Anche il campo profughi dell'ONU di Cesmin Lug/Cesminlukë,
altamente contaminato, è ancora in uso. Il numero dei
residenti sta persino aumentando man mano che i rifugiati che
ritornano in Kosovo dalla Serbia e dal Montenegro vengono portati
in questo campo. Malgrado parecchi morti e i numerosi aborti
causati dall'avvelenamento da piombo, l'UNMIK e l'OMS
(Organizzazione mondiale della Sanità) non hanno fatto
niente per risolvere questo problema. Le uniche cose che sono
state fatte sono stati piccoli interventi "di facciata".

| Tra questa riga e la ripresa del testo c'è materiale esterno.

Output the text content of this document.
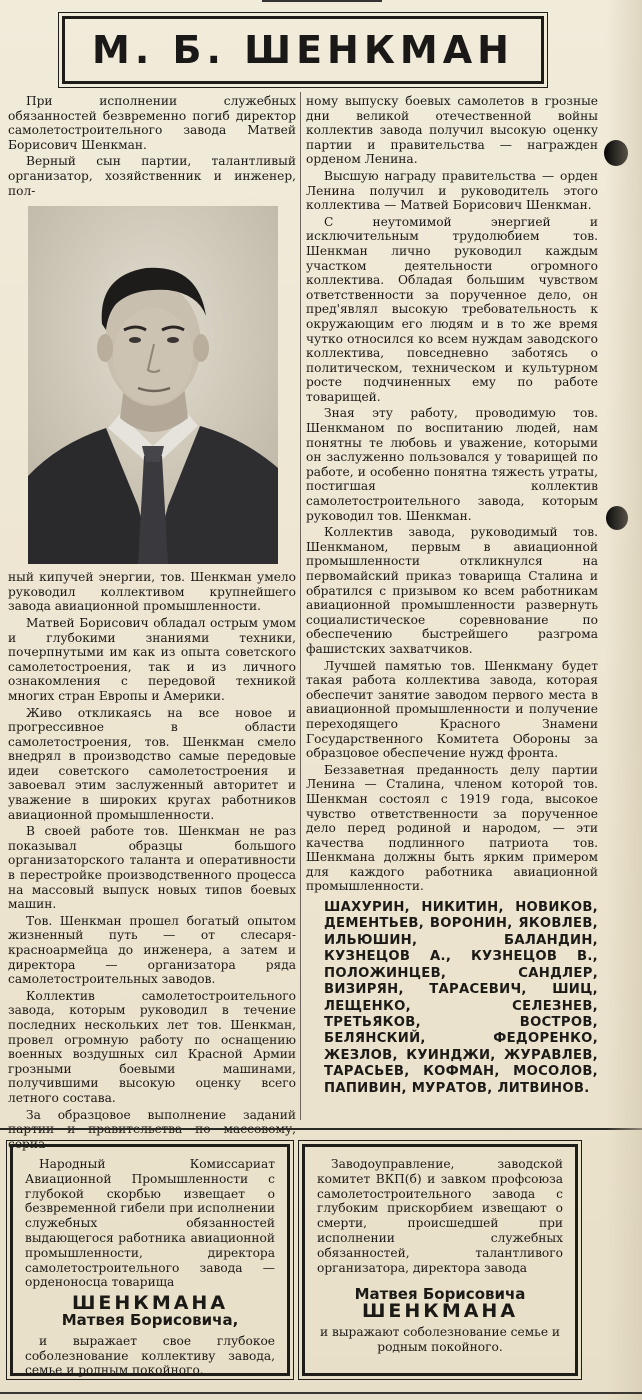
М. Б. ШЕНКМАН

При исполнении служебных обязанностей безвременно погиб директор самолетостроительного завода Матвей Борисович Шенкман.

Верный сын партии, талантливый организатор, хозяйственник и инженер, пол-

ный кипучей энергии, тов. Шенкман умело руководил коллективом крупнейшего завода авиационной промышленности.

Матвей Борисович обладал острым умом и глубокими знаниями техники, почерпнутыми им как из опыта советского самолетостроения, так и из личного ознакомления с передовой техникой многих стран Европы и Америки.

Живо откликаясь на все новое и прогрессивное в области самолетостроения, тов. Шенкман смело внедрял в производство самые передовые идеи советского самолетостроения и завоевал этим заслуженный авторитет и уважение в широких кругах работников авиационной промышленности.

В своей работе тов. Шенкман не раз показывал образцы большого организаторского таланта и оперативности в перестройке производственного процесса на массовый выпуск новых типов боевых машин.

Тов. Шенкман прошел богатый опытом жизненный путь — от слесаря-красноармейца до инженера, а затем и директора — организатора ряда самолетостроительных заводов.

Коллектив самолетостроительного завода, которым руководил в течение последних нескольких лет тов. Шенкман, провел огромную работу по оснащению военных воздушных сил Красной Армии грозными боевыми машинами, получившими высокую оценку всего летного состава.

За образцовое выполнение заданий сериа-

ному выпуску боевых самолетов в грозные дни великой отечественной войны коллектив завода получил высокую оценку партии и правительства — награжден орденом Ленина.

Высшую награду правительства — орден Ленина получил и руководитель этого коллектива — Матвей Борисович Шенкман.

С неутомимой энергией и исключительным трудолюбием тов. Шенкман лично руководил каждым участком деятельности огромного коллектива. Обладая большим чувством ответственности за порученное дело, он пред'являл высокую требовательность к окружающим его людям и в то же время чутко относился ко всем нуждам заводского коллектива, повседневно заботясь о политическом, техническом и культурном росте подчиненных ему по работе товарищей.

Зная эту работу, проводимую тов. Шенкманом по воспитанию людей, нам понятны те любовь и уважение, которыми он заслуженно пользовался у товарищей по работе, и особенно понятна тяжесть утраты, постигшая коллектив самолетостроительного завода, которым руководил тов. Шенкман.

Коллектив завода, руководимый тов. Шенкманом, первым в авиационной промышленности откликнулся на первомайский приказ товарища Сталина и обратился с призывом ко всем работникам авиационной промышленности развернуть социалистическое соревнование по обеспечению быстрейшего разгрома фашистских захватчиков.

Лучшей памятью тов. Шенкману будет такая работа коллектива завода, которая обеспечит занятие заводом первого места в авиационной промышленности и получение переходящего Красного Знамени Государственного Комитета Обороны за образцовое обеспечение нужд фронта.

Беззаветная преданность делу партии Ленина — Сталина, членом которой тов. Шенкман состоял с 1919 года, высокое чувство ответственности за порученное дело перед родиной и народом, — эти качества подлинного патриота тов. Шенкмана должны быть ярким примером для каждого работника авиационной промышленности.

ШАХУРИН, НИКИТИН, НОВИКОВ, ДЕМЕНТЬЕВ, ВОРОНИН, ЯКОВЛЕВ, ИЛЬЮШИН, БАЛАНДИН, КУЗНЕЦОВ А., КУЗНЕЦОВ В., ПОЛОЖИНЦЕВ, САНДЛЕР, ВИЗИРЯН, ТАРАСЕВИЧ, ШИЦ, ЛЕЩЕНКО, СЕЛЕЗНЕВ, ТРЕТЬЯКОВ, ВОСТРОВ, БЕЛЯНСКИЙ, ФЕДОРЕНКО, ЖЕЗЛОВ, КУИНДЖИ, ЖУРАВЛЕВ, ТАРАСЬЕВ, КОФМАН, МОСОЛОВ, ПАПИВИН, МУРАТОВ, ЛИТВИНОВ.

Народный Комиссариат Авиационной Промышленности с глубокой скорбью извещает о безвременной гибели при исполнении служебных обязанностей выдающегося работника авиационной промышленности, директора самолетостроительного завода — орденоносца товарища

ШЕНКМАНА
Матвея Борисовича,

и выражает свое глубокое соболезнование коллективу завода, семье и родным покойного.

Заводоуправление, заводской комитет ВКП(б) и завком профсоюза самолетостроительного завода с глубоким прискорбием извещают о смерти, происшедшей при исполнении служебных обязанностей, талантливого организатора, директора завода

Матвея Борисовича
ШЕНКМАНА

и выражают соболезнование семье и родным покойного.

Nei primi di giugno 2007 l'OMS ha effettuato nuove analisi del
sangue ai bambini di Osterode. I genitori dei bambini hanno
acconsentito a questo controllo soltanto a condizione di ricevere
una copia dei risultati dei test. Finora l'OMS non ha mantenuto
la sua promessa. Soltanto la famiglia Jahirovic è riuscita
ad ottenere i risultati dei test dopo ripetute richieste. Sara,
la bambina di più giovane età della famiglia,
è soggetta a vomito durante tutto il giorno e soffre di
attacchi epilettici - sintomi di un pesante avvelenamento da
piombo. I suoi risultati del test certificavano che aveva un
livello elevato ed estremamente pericoloso di piombo nel sangue.

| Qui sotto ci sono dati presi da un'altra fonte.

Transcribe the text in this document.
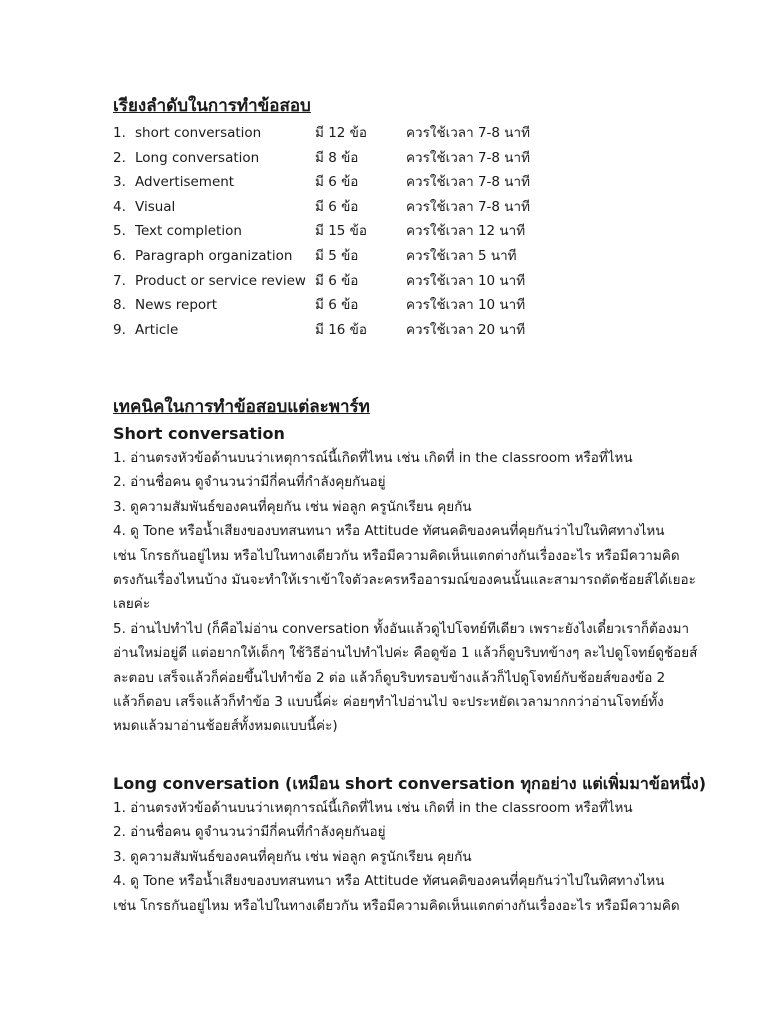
เรียงลำดับในการทำข้อสอบ
1. short conversation	มี 12 ข้อ	ควรใช้เวลา 7-8 นาที
2. Long conversation	มี 8 ข้อ	ควรใช้เวลา 7-8 นาที
3. Advertisement	มี 6 ข้อ	ควรใช้เวลา 7-8 นาที
4. Visual	มี 6 ข้อ	ควรใช้เวลา 7-8 นาที
5. Text completion	มี 15 ข้อ	ควรใช้เวลา 12 นาที
6. Paragraph organization มี 5 ข้อ	ควรใช้เวลา 5 นาที
7. Product or service review มี 6 ข้อ	ควรใช้เวลา 10 นาที
8. News report	มี 6 ข้อ	ควรใช้เวลา 10 นาที
9. Article	มี 16 ข้อ	ควรใช้เวลา 20 นาที
เทคนิคในการทำข้อสอบแต่ละพาร์ท
Short conversation

1. อ่านตรงหัวข้อด้านบนว่าเหตุการณ์นี้เกิดที่ไหน เช่น เกิดที่ in the classroom หรือที่ไหน

2. อ่านชื่อคน ดูจำนวนว่ามีกี่คนที่กำลังคุยกันอยู่

3. ดูความสัมพันธ์ของคนที่คุยกัน เช่น พ่อลูก ครูนักเรียน คุยกัน

4. ดู Tone หรือน้ำเสียงของบทสนทนา หรือ Attitude ทัศนคติของคนที่คุยกันว่าไปในทิศทางไหน

เช่น โกรธกันอยู่ไหม หรือไปในทางเดียวกัน หรือมีความคิดเห็นแตกต่างกันเรื่องอะไร หรือมีความคิด

ตรงกันเรื่องไหนบ้าง มันจะทำให้เราเข้าใจตัวละครหรืออารมณ์ของคนนั้นและสามารถตัดช้อยส์ได้เยอะ

เลยค่ะ

5. อ่านไปทำไป (ก็คือไม่อ่าน conversation ทั้งอันแล้วดูไปโจทย์ทีเดียว เพราะยังไงเดี๋ยวเราก็ต้องมา

อ่านใหม่อยู่ดี แต่อยากให้เด็กๆ ใช้วิธีอ่านไปทำไปค่ะ คือดูข้อ 1 แล้วก็ดูบริบทข้างๆ ละไปดูโจทย์ดูช้อยส์

ละตอบ เสร็จแล้วก็ค่อยขึ้นไปทำข้อ 2 ต่อ แล้วก็ดูบริบทรอบข้างแล้วก็ไปดูโจทย์กับช้อยส์ของข้อ 2

แล้วก็ตอบ เสร็จแล้วก็ทำข้อ 3 แบบนี้ค่ะ ค่อยๆทำไปอ่านไป จะประหยัดเวลามากกว่าอ่านโจทย์ทั้ง

หมดแล้วมาอ่านช้อยส์ทั้งหมดแบบนี้ค่ะ)

Long conversation (เหมือน short conversation ทุกอย่าง แต่เพิ่มมาข้อหนึ่ง)

1. อ่านตรงหัวข้อด้านบนว่าเหตุการณ์นี้เกิดที่ไหน เช่น เกิดที่ in the classroom หรือที่ไหน

2. อ่านชื่อคน ดูจำนวนว่ามีกี่คนที่กำลังคุยกันอยู่

3. ดูความสัมพันธ์ของคนที่คุยกัน เช่น พ่อลูก ครูนักเรียน คุยกัน

4. ดู Tone หรือน้ำเสียงของบทสนทนา หรือ Attitude ทัศนคติของคนที่คุยกันว่าไปในทิศทางไหน

เช่น โกรธกันอยู่ไหม หรือไปในทางเดียวกัน หรือมีความคิดเห็นแตกต่างกันเรื่องอะไร หรือมีความคิด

Questo confermava le peggiori previsioni dell'APM.
I risultati della prova indicano che la concentrazione di piombo
nel sangue erano diminuite in maniera trascurabile dopo il
trasferimento nel campo di Osterode e che la concentrazione
è ancora molto al di sopra del livello in cui si
manifestano segni chiari ed irreversibili di avvelenamento. Alla
fine di giugno 2007, l'UNMIK ha bloccato la distribuzione di
tutti gli aiuti alimentari poiché non ci sarebbero fondi
per garantire questo servizio. La maggior parte delle famiglie
ora sono costrette a rovistare nell'immondizia per trovare
cibo.
Inoltre nel 2006, la pulizia etnica, gli assalti violenti e la
discriminazione erano tratti comuni della vita di tutti i giorni
in Kosovo. Per gli appartenenti alle minoranze, vivere senza
correre pericolo per la vita è diventato impossibile nella
maggior parte del Kosovo.
Rifiuto di accesso all'occupazione: ai membri
delle minoranze non è stato più consentito di
tornare alla propria occupazione dopo l'arrivo delle truppe NATO
e dei collaboratori dell'ONU nel 1999. Anche dopo l'intervento
difficilmente veniva assunto qualche appartenente a minoranze per
i lavori di assistenza. Oggi, otto anni dopo l'intervento,
soltanto cinque Rom lavorano per l'UNMIK.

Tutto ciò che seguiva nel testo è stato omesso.